Using DBus Daemon with TCP and ANONYMOUS authorization

Schmottlach, Glenn GSchmott at harmanbecker.com
Tue Nov 18 10:50:08 PST 2008



> config file isn't working for you. So a good initial approach could be
> to figure out what changed.

I think the first thing to do is to determine whether or not it's really
broken via independent verification. This is not hard. Either update a
local-session.conf file or directly edit the /etc/dbus-1/session.conf
and add the following:

  <listen>tcp:host=localhost,bind=*,port=6667,family=ipv4</listen>   
  <listen>unix:tmpdir=/tmp</listen>
  <auth>EXTERNAL</auth>
  <auth>ANONYMOUS</auth>
  <allow_anonymous/>


Run the session daemon on your host. Now use something like the Python
DBus binding on another machine and try to connect to the session bus.
Here's some sample code that might require a little tweaking to work on
different hosts. I ran this on a Windows machine.

import sys
import os.path
sys.path.append(os.path.join(sys.prefix, 'lib', 'site-packages',
'dbus'))

import dbus
import gobject
from dbus.mainloop.glib import DBusGMainLoop

class _Method:
    """Magical proxy method class."""
    def __init__(self, send, name):
        self.__send = send
        self.__name = name
    def __getattr__(self, name):
        return _Method(self.__send, "%s.%s" % (self.__name, name))
    def __call__(self, *args):
        return self.__send.get_dbus_method(self.__name)(*args)

class DBusProxy(gobject.GObject):
    
    def __init__(self, host, port, service, object, interface):
        addr = 'tcp:host=%s,port=%d' % (host, port)
        bus = dbus.bus.BusConnection(addr, DBusGMainLoop())
        obj = bus.get_object(service, object)
        self._proxy = dbus.Interface(obj, interface)

    def __getattr__(self, name):
        return _Method(self._proxy, name)

if __name__ == '__main__':
    proxy = DBusProxy('127.0.0.1', 6667, SERVICE, OBJECT, INTERFACE)
    proxy.CallWhateverMethod()


Without my hack, it throws an exception when I try to create a 'bus'
instance in the DBusProxy constructor.

Again, I don't believe this is too tough to reproduce assuming you've
had some experience with DBus. It's possible I'm missing something in
the configuration which causes it to fail but I need someone who has
used this feature before to verify my configuration.
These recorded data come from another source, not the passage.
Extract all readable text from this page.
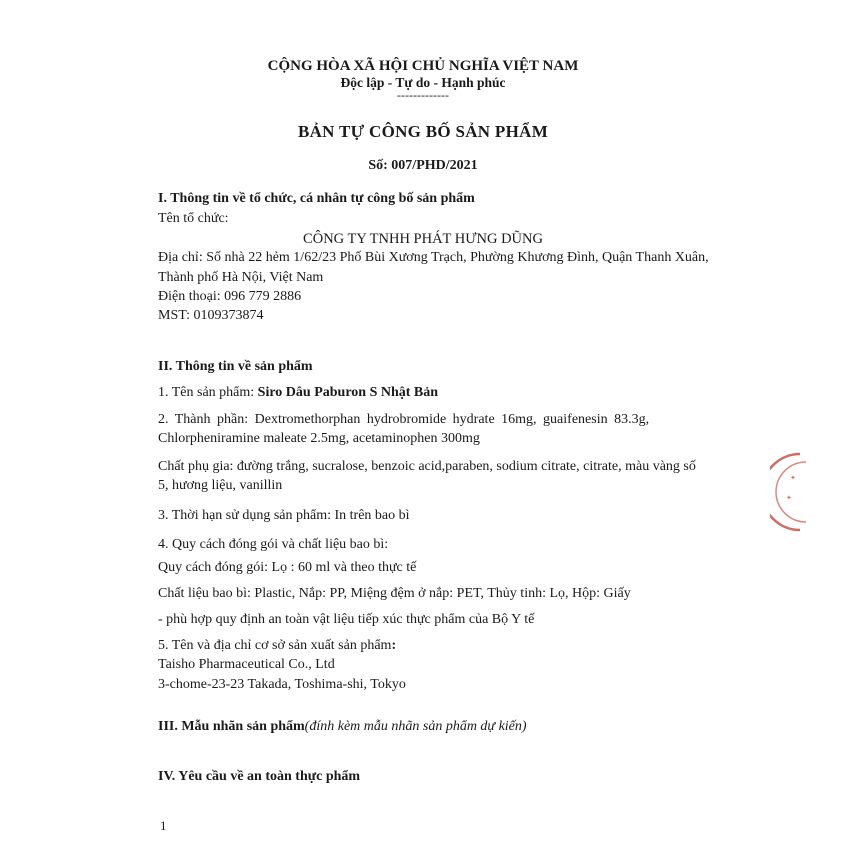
CỘNG HÒA XÃ HỘI CHỦ NGHĨA VIỆT NAM
Độc lập - Tự do - Hạnh phúc
-------------
BẢN TỰ CÔNG BỐ SẢN PHẨM
Số: 007/PHD/2021
I. Thông tin về tổ chức, cá nhân tự công bố sản phẩm
Tên tổ chức:
CÔNG TY TNHH PHÁT HƯNG DŨNG
Địa chỉ: Số nhà 22 hẻm 1/62/23 Phố Bùi Xương Trạch, Phường Khương Đình, Quận Thanh Xuân,
Thành phố Hà Nội, Việt Nam
Điện thoại: 096 779 2886
MST: 0109373874
II. Thông tin về sản phẩm
1. Tên sản phẩm: Siro Dâu Paburon S Nhật Bản
2. Thành phần: Dextromethorphan hydrobromide hydrate 16mg, guaifenesin 83.3g,
Chlorpheniramine maleate 2.5mg, acetaminophen 300mg
Chất phụ gia: đường trắng, sucralose, benzoic acid,paraben, sodium citrate, citrate, màu vàng số
5, hương liệu, vanillin
3. Thời hạn sử dụng sản phẩm: In trên bao bì
4. Quy cách đóng gói và chất liệu bao bì:
Quy cách đóng gói: Lọ : 60 ml và theo thực tế
Chất liệu bao bì: Plastic, Nắp: PP, Miệng đệm ở nắp: PET, Thủy tinh: Lọ, Hộp: Giấy
- phù hợp quy định an toàn vật liệu tiếp xúc thực phẩm của Bộ Y tế
5. Tên và địa chỉ cơ sở sản xuất sản phẩm:
Taisho Pharmaceutical Co., Ltd
3-chome-23-23 Takada, Toshima-shi, Tokyo
III. Mẫu nhãn sản phẩm(đính kèm mẫu nhãn sản phẩm dự kiến)
IV. Yêu cầu về an toàn thực phẩm
1
✦
✦
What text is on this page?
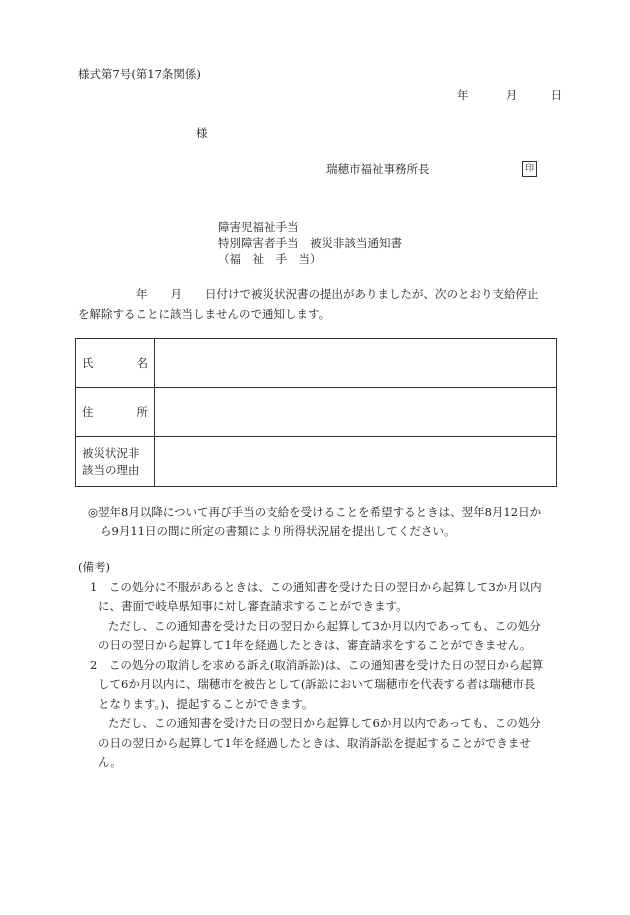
様式第7号(第17条関係)
年	月	日
様
瑞穂市福祉事務所長	印
障害児福祉手当
特別障害者手当　被災非該当通知書
（福　祉　手　当）
年　　月　　日付けで被災状況書の提出がありましたが、次のとおり支給停止
を解除することに該当しませんので通知します。
氏 名	

住 所	

被災状況非
該当の理由	

◎翌年8月以降について再び手当の支給を受けることを希望するときは、翌年8月12日か
ら9月11日の間に所定の書類により所得状況届を提出してください。

(備考)

1　この処分に不服があるときは、この通知書を受けた日の翌日から起算して3か月以内

に、書面で岐阜県知事に対し審査請求することができます。

ただし、この通知書を受けた日の翌日から起算して3か月以内であっても、この処分

の日の翌日から起算して1年を経過したときは、審査請求をすることができません。

2　この処分の取消しを求める訴え(取消訴訟)は、この通知書を受けた日の翌日から起算

して6か月以内に、瑞穂市を被告として(訴訟において瑞穂市を代表する者は瑞穂市長

となります。)、提起することができます。

ただし、この通知書を受けた日の翌日から起算して6か月以内であっても、この処分

の日の翌日から起算して1年を経過したときは、取消訴訟を提起することができませ

ん。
Any takers???

> I would think some particular errno from the credential-reading system
> call might be treated as "successfully read no credentials" rather
> than "failed to read credentials", would require some research into
> which one.

I'm not sure how easy this would be to differentiate between "successful
read, no credentials" and "failed to read credentials" since there is
not natural indicator of one versus the other.


> Nah, the right fix is that the code should support a missing UID.
> Missing UID will happen on Windows also for example, where we'll have
> an sid or something instead.

Okay

> If you post some kind of simple test case you might have better luck
> getting a volunteer here.

See above. I'm not sure how much easier I can make it to test. It
certainly doesn't take rocket-science to set up.

> works, it's unlikely anyone else will get to this anytime soon, unless
> they are trying to use the feature themselves. Just trying to set
> accurate expectations. But if you post questions or proposed patches I
> will try to answer them.

I have no expectations and appreciate you taking the time to answer the
questions I have posted. I'm surprised some of the embedded Linux folks
using DBus in cell phones, PDAs, etc... haven't been crying for such a
feature. It sure makes testing your services much easier when you can
develop scripts (using Python, Perl, Ruby, etc...) on your host system
to exercise your target platform where CPU/RAM may be at a premium. Oh
well, either I'll get the time for a "proper" fix or keep my hack since
it works (albeit requiring manual integration with each DBus release).